A renderlo noto è stato Joel Kaplan, capo degli affari istituzionali globali dell’azienda, con un post su LinkedIn dal tono inequivocabile: “L’Europa sta andando nella direzione sbagliata sull’AI.”

Meta considera il codice confuso, eccessivo e legalmente rischioso, e ha scelto di non firmarlo. Una mossa che non sorprende: i tempi in cui le Big Tech si mostravano collaborativi sembrano lontani. Oggi a Washington c’è di nuovo Donald Trump e lo slogan “America First” è tornato a dettare l’agenda. Le regole europee? Per molti colossi statunitensi sono solo sabbia negli ingranaggi.

OpenAI ci sta, e non è l’unica

Dall’altra parte del campo, però, c’è chi gioca una partita diversa. OpenAI ha fatto sapere che firmerà il codice. Una scelta tutt’altro che ingenua: l’azienda guidata da Sam Altman guarda con interesse ai progetti europei su infrastrutture e data center. E una gigafactory val bene qualche pagina di compliance.

Insieme a OpenAI, si è fatta avanti anche Mistral AI, promettente startup francese sostenuta da investitori pubblici e privati, considerata la risposta europea a GPT-4. Un endorsement importante, anche simbolicamente.

Il parziale bilancio? Due sì (pesanti), un no (fragoroso), e tanti silenzi.

Le regole in arrivo: cosa cambia davvero?

Il codice di condotta e le linee guida tecniche pubblicate il 18 luglio servono a chiarire chi deve fare cosa, e quando. In particolare:

I GPAI vengono definiti come modelli addestrati con una potenza computazionale pari o superiore a 10^23 FLOPs (unità di misura delle operazioni in virgola mobile al secondo) e capaci di generare testi, immagini, audio o video da un semplice input.

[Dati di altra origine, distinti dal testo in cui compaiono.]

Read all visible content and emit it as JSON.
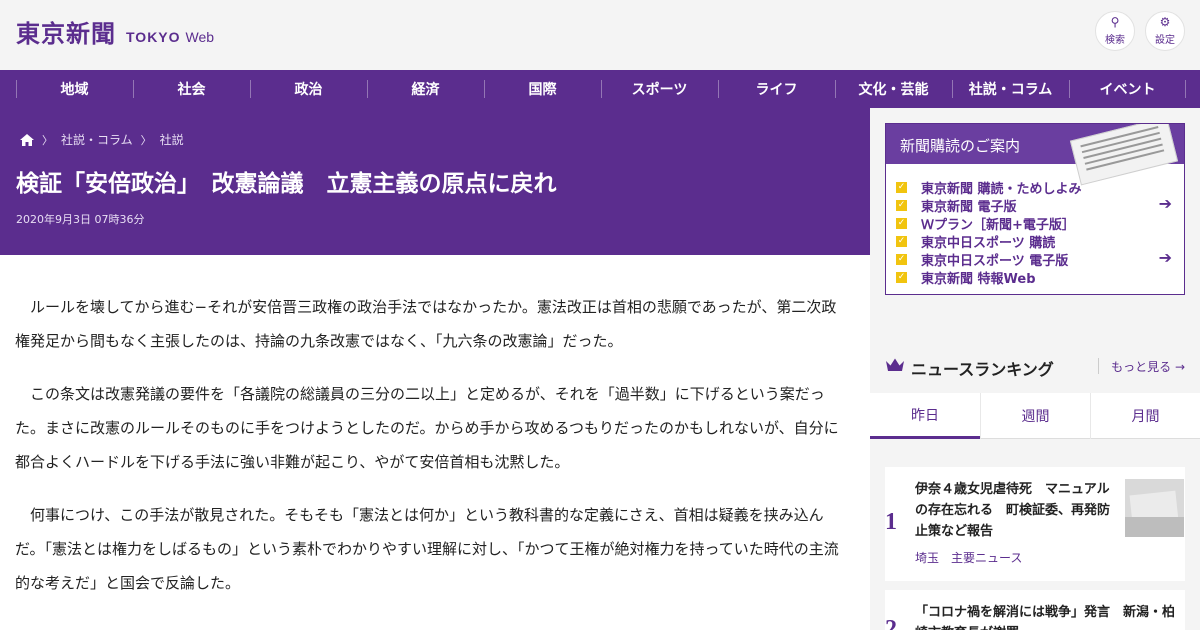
{
  "header": {
    "logo_kanji": "東京新聞",
    "logo_tokyo": "TOKYO",
    "logo_web": "Web",
    "search_label": "検索",
    "settings_label": "設定",
    "search_glyph": "⚲",
    "settings_glyph": "⚙"
  },
  "nav": {
    "items": [
      {
        "label": "地域"
      },
      {
        "label": "社会"
      },
      {
        "label": "政治"
      },
      {
        "label": "経済"
      },
      {
        "label": "国際"
      },
      {
        "label": "スポーツ"
      },
      {
        "label": "ライフ"
      },
      {
        "label": "文化・芸能"
      },
      {
        "label": "社説・コラム"
      },
      {
        "label": "イベント"
      }
    ]
  },
  "breadcrumb": {
    "sep": "〉",
    "items": [
      {
        "label": "社説・コラム"
      },
      {
        "label": "社説"
      }
    ]
  },
  "article": {
    "title": "検証「安倍政治」　改憲論議　立憲主義の原点に戻れ",
    "date": "2020年9月3日 07時36分",
    "paragraphs": [
      "ルールを壊してから進む−それが安倍晋三政権の政治手法ではなかったか。憲法改正は首相の悲願であったが、第二次政権発足から間もなく主張したのは、持論の九条改憲ではなく、「九六条の改憲論」だった。",
      "この条文は改憲発議の要件を「各議院の総議員の三分の二以上」と定めるが、それを「過半数」に下げるという案だった。まさに改憲のルールそのものに手をつけようとしたのだ。からめ手から攻めるつもりだったのかもしれないが、自分に都合よくハードルを下げる手法に強い非難が起こり、やがて安倍首相も沈黙した。",
      "何事につけ、この手法が散見された。そもそも「憲法とは何か」という教科書的な定義にさえ、首相は疑義を挟み込んだ。「憲法とは権力をしばるもの」という素朴でわかりやすい理解に対し、「かつて王権が絶対権力を持っていた時代の主流的な考えだ」と国会で反論した。"
    ]
  },
  "subscription": {
    "title": "新聞購読のご案内",
    "check_glyph": "✓",
    "login_glyph": "➔",
    "items": [
      {
        "label": "東京新聞 購読・ためしよみ",
        "login": false
      },
      {
        "label": "東京新聞 電子版",
        "login": true
      },
      {
        "label": "Ｗプラン［新聞+電子版］",
        "login": false
      },
      {
        "label": "東京中日スポーツ 購読",
        "login": false
      },
      {
        "label": "東京中日スポーツ 電子版",
        "login": true
      },
      {
        "label": "東京新聞 特報Web",
        "login": false
      }
    ]
  },
  "ranking": {
    "title": "ニュースランキング",
    "more_label": "もっと見る",
    "more_arrow": "→",
    "tabs": [
      {
        "label": "昨日",
        "active": true
      },
      {
        "label": "週間",
        "active": false
      },
      {
        "label": "月間",
        "active": false
      }
    ],
    "items": [
      {
        "rank": "1",
        "title": "伊奈４歳女児虐待死　マニュアルの存在忘れる　町検証委、再発防止策など報告",
        "category": "埼玉　主要ニュース",
        "has_thumb": true
      },
      {
        "rank": "2",
        "title": "「コロナ禍を解消には戦争」発言　新潟・柏崎市教育長が謝罪",
        "category": "",
        "has_thumb": false
      }
    ]
  },
  "colors": {
    "brand_purple": "#5b2d8e",
    "checkbox_yellow": "#f1c40f",
    "header_bg": "#f4f4f4"
  }
}
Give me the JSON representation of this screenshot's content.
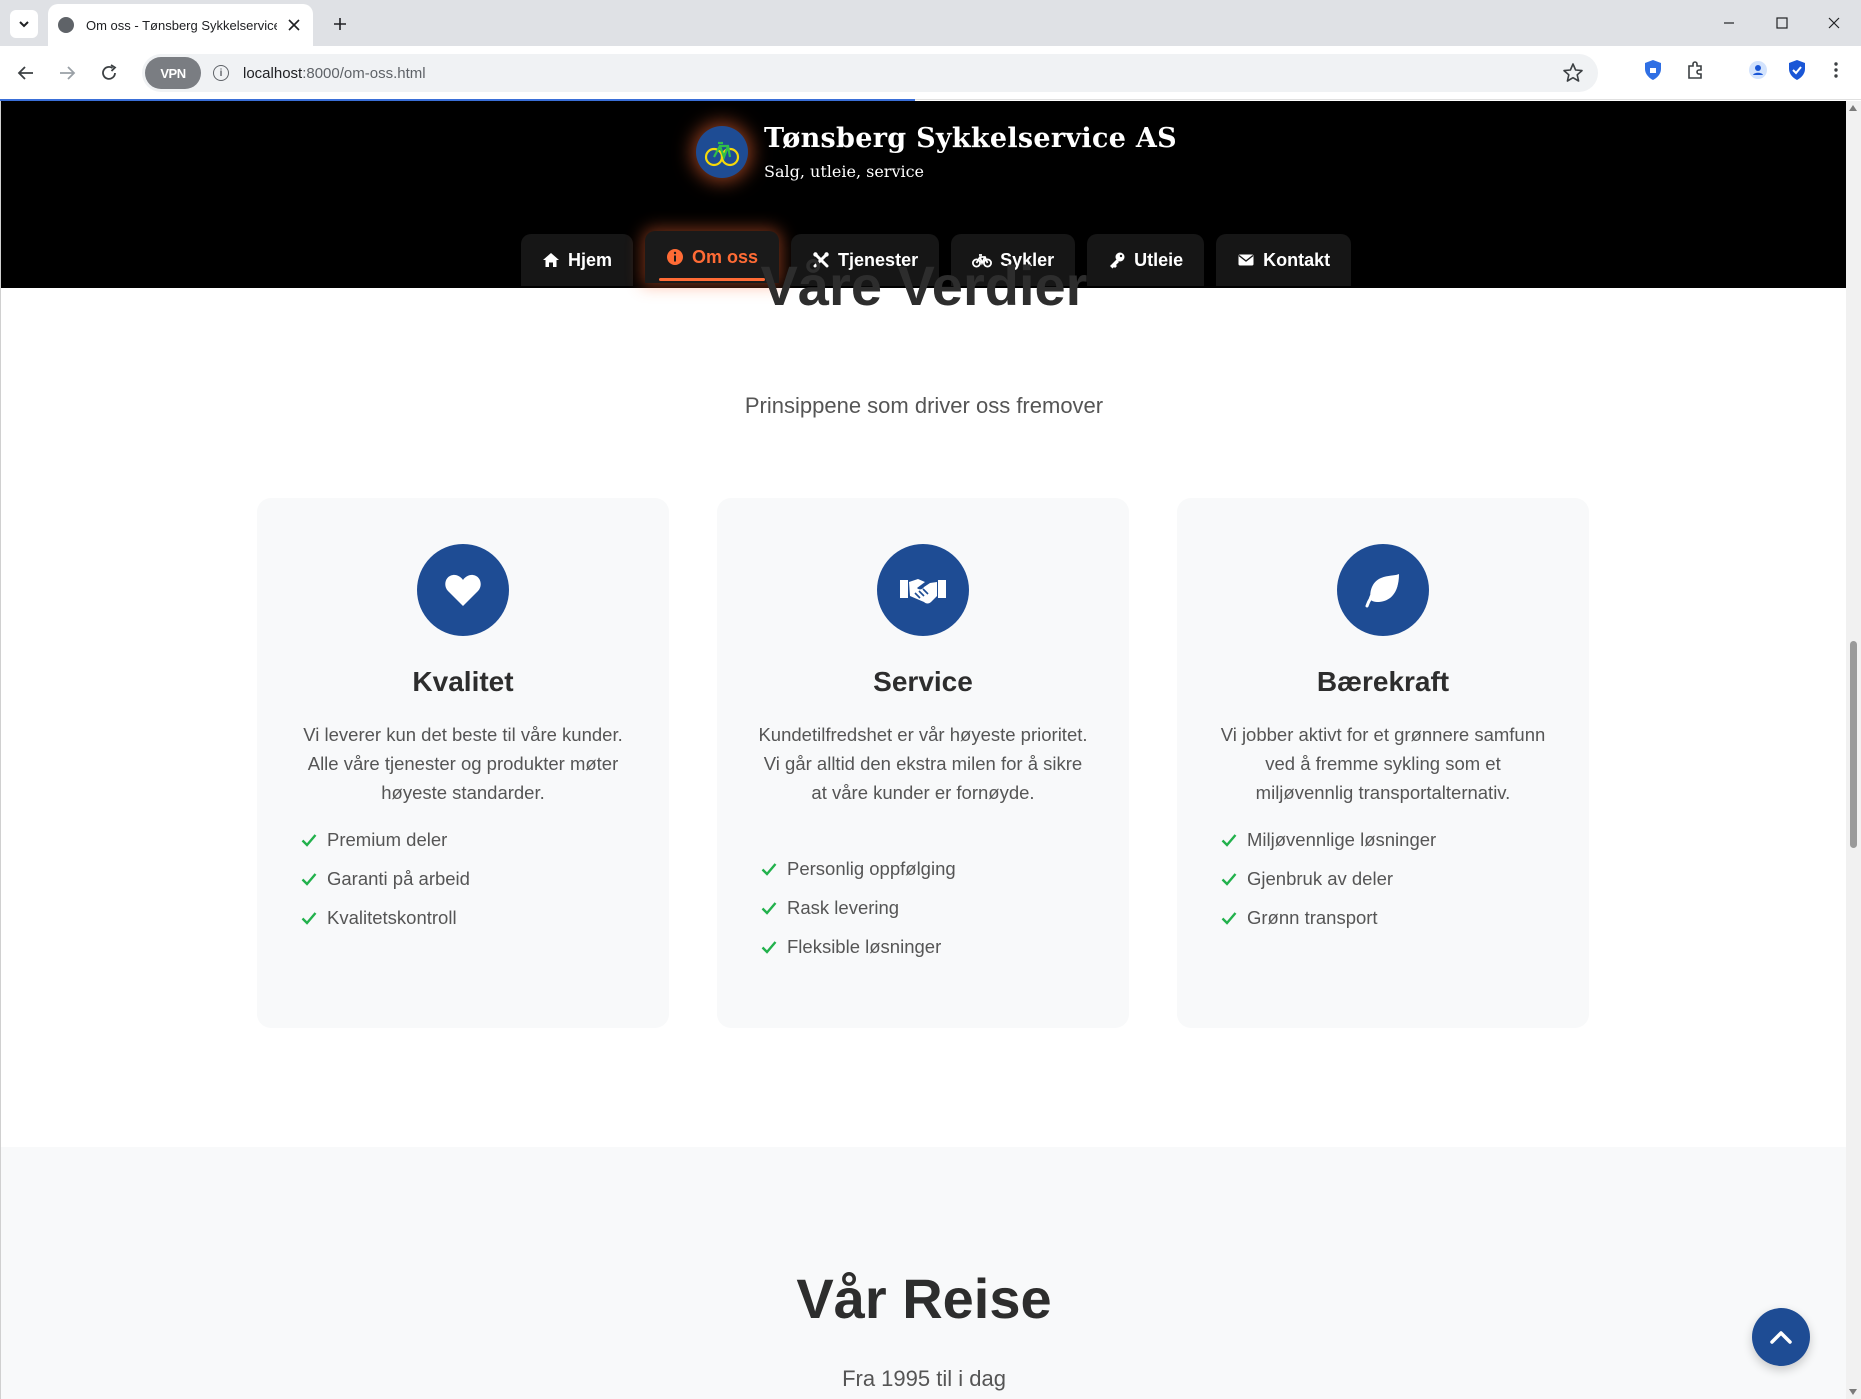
{
  "browser": {
    "tab_title": "Om oss - Tønsberg Sykkelservice c",
    "url_host": "localhost",
    "url_rest": ":8000/om-oss.html",
    "vpn_label": "VPN"
  },
  "site": {
    "brand_name": "Tønsberg Sykkelservice AS",
    "tagline": "Salg, utleie, service",
    "nav": [
      {
        "label": "Hjem",
        "icon": "home-icon"
      },
      {
        "label": "Om oss",
        "icon": "info-icon",
        "active": true
      },
      {
        "label": "Tjenester",
        "icon": "tools-icon"
      },
      {
        "label": "Sykler",
        "icon": "bicycle-icon"
      },
      {
        "label": "Utleie",
        "icon": "key-icon"
      },
      {
        "label": "Kontakt",
        "icon": "envelope-icon"
      }
    ],
    "accent_color": "#ff6b35",
    "primary_color": "#1e4c94"
  },
  "values": {
    "title": "Våre Verdier",
    "subtitle": "Prinsippene som driver oss fremover",
    "cards": [
      {
        "icon": "heart-icon",
        "title": "Kvalitet",
        "description": "Vi leverer kun det beste til våre kunder. Alle våre tjenester og produkter møter høyeste standarder.",
        "items": [
          "Premium deler",
          "Garanti på arbeid",
          "Kvalitetskontroll"
        ]
      },
      {
        "icon": "handshake-icon",
        "title": "Service",
        "description": "Kundetilfredshet er vår høyeste prioritet. Vi går alltid den ekstra milen for å sikre at våre kunder er fornøyde.",
        "items": [
          "Personlig oppfølging",
          "Rask levering",
          "Fleksible løsninger"
        ]
      },
      {
        "icon": "leaf-icon",
        "title": "Bærekraft",
        "description": "Vi jobber aktivt for et grønnere samfunn ved å fremme sykling som et miljøvennlig transportalternativ.",
        "items": [
          "Miljøvennlige løsninger",
          "Gjenbruk av deler",
          "Grønn transport"
        ]
      }
    ]
  },
  "journey": {
    "title": "Vår Reise",
    "subtitle": "Fra 1995 til i dag"
  }
}
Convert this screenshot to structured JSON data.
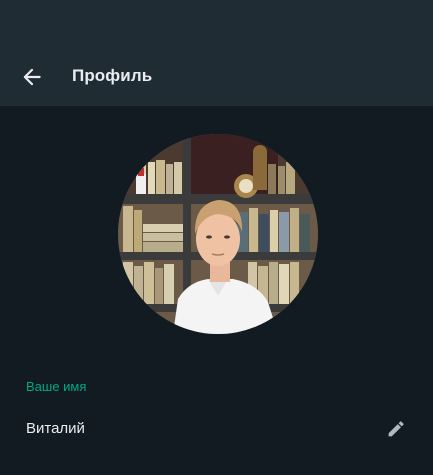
{
  "header": {
    "title": "Профиль",
    "back_icon": "arrow-left-icon"
  },
  "profile": {
    "avatar_alt": "profile-photo",
    "name_label": "Ваше имя",
    "name_value": "Виталий",
    "edit_icon": "pencil-icon"
  },
  "colors": {
    "header_bg": "#202c33",
    "page_bg": "#111b21",
    "accent": "#00a884",
    "text_primary": "#e9edef",
    "icon": "#aebac1"
  }
}
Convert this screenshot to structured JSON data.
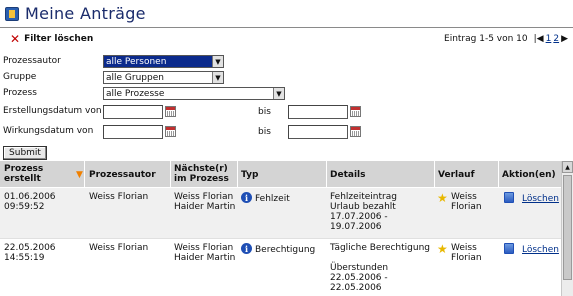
{
  "header": {
    "title": "Meine Anträge"
  },
  "filterbar": {
    "clear_label": "Filter löschen"
  },
  "pager": {
    "info": "Eintrag 1-5 von 10",
    "page1": "1",
    "page2": "2"
  },
  "form": {
    "prozessautor": {
      "label": "Prozessautor",
      "value": "alle Personen"
    },
    "gruppe": {
      "label": "Gruppe",
      "value": "alle Gruppen"
    },
    "prozess": {
      "label": "Prozess",
      "value": "alle Prozesse"
    },
    "erstellungsdatum": {
      "label": "Erstellungsdatum von",
      "to_label": "bis",
      "from": "",
      "to": ""
    },
    "wirkungsdatum": {
      "label": "Wirkungsdatum von",
      "to_label": "bis",
      "from": "",
      "to": ""
    },
    "submit_label": "Submit"
  },
  "table": {
    "columns": [
      "Prozess erstellt",
      "Prozessautor",
      "Nächste(r) im Prozess",
      "Typ",
      "Details",
      "Verlauf",
      "Aktion(en)"
    ],
    "rows": [
      {
        "date": "01.06.2006",
        "time": "09:59:52",
        "author": "Weiss Florian",
        "next1": "Weiss Florian",
        "next2": "Haider Martin",
        "type": "Fehlzeit",
        "details1": "Fehlzeiteintrag",
        "details2": "Urlaub bezahlt",
        "details3": "17.07.2006 -",
        "details4": "19.07.2006",
        "verlauf1": "Weiss",
        "verlauf2": "Florian",
        "action": "Löschen"
      },
      {
        "date": "22.05.2006",
        "time": "14:55:19",
        "author": "Weiss Florian",
        "next1": "Weiss Florian",
        "next2": "Haider Martin",
        "type": "Berechtigung",
        "details1": "Tägliche Berechtigung",
        "details2": "Überstunden",
        "details3": "22.05.2006 -",
        "details4": "22.05.2006",
        "verlauf1": "Weiss",
        "verlauf2": "Florian",
        "action": "Löschen"
      }
    ]
  }
}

Le regole aiutano a capire quando un’azienda è solo utilizzatrice di un modello, e quando invece è sviluppatrice (spoiler: se impieghi almeno un terzo delle risorse di calcolo, sei sviluppatore).

Sono previste esenzioni per i modelli open source, ma anche maggiori obblighi per quelli ad alto rischio, tra cui misure per la cybersicurezza e la trasparenza verso Bruxelles.

In allegato, la Commissione ha identificato otto modelli GPAI già attivi sul mercato, tra cui ChatGPT, Claude di Anthropic, Imagen di Google e Stable Diffusion di Stability AI. Alcuni non sono ancora del tutto trasparenti, ma la direzione è chiara: chi supera una certa soglia di potenza dovrà rendere conto.

O è politica, o non è niente

Dietro le sigle e le definizioni, però, c’è uno scontro politico profondo. Meta – che porta ancora sulle spalle il peso dello scandalo Cambridge Analytica – si candida a rappresentare anche le istanze di 44 colossi industriali europei (da Bosch a Siemens, passando per BNP e Airbus) e una cinquantina di startup che chiedono di congelare l’applicazione del regolamento.

La Commissione europea, dal canto suo, ha scelto la linea dura: niente rinvii, niente mediazioni preventive. Il codice di condotta è stato pubblicato a ridosso della scadenza di agosto per mostrare che Bruxelles non ha intenzione di arretrare.

Come osserva Zach Meyers del Centre for European Reform, l’Europa ha un’occasione rara: presentare il codice non come un ostacolo, ma come un facilitatore per chi vuole innovare responsabilmente. Chi saprà coglierla?

In gioco c’è molto più della burocrazia

È chiaro che in questo momento non si tratta solo di IA, né solo di tecnologia. È politica industriale, è sovranità digitale, è credibilità geopolitica. E soprattutto: è la possibilità di dimostrare che l’innovazione può anche avere regole – senza per questo smettere di innovare.

Il tempo stringe. E l’Europa ha bisogno che qualcuno alzi la mano e dica: “Io ci sto.” Chi sarà il prossimo?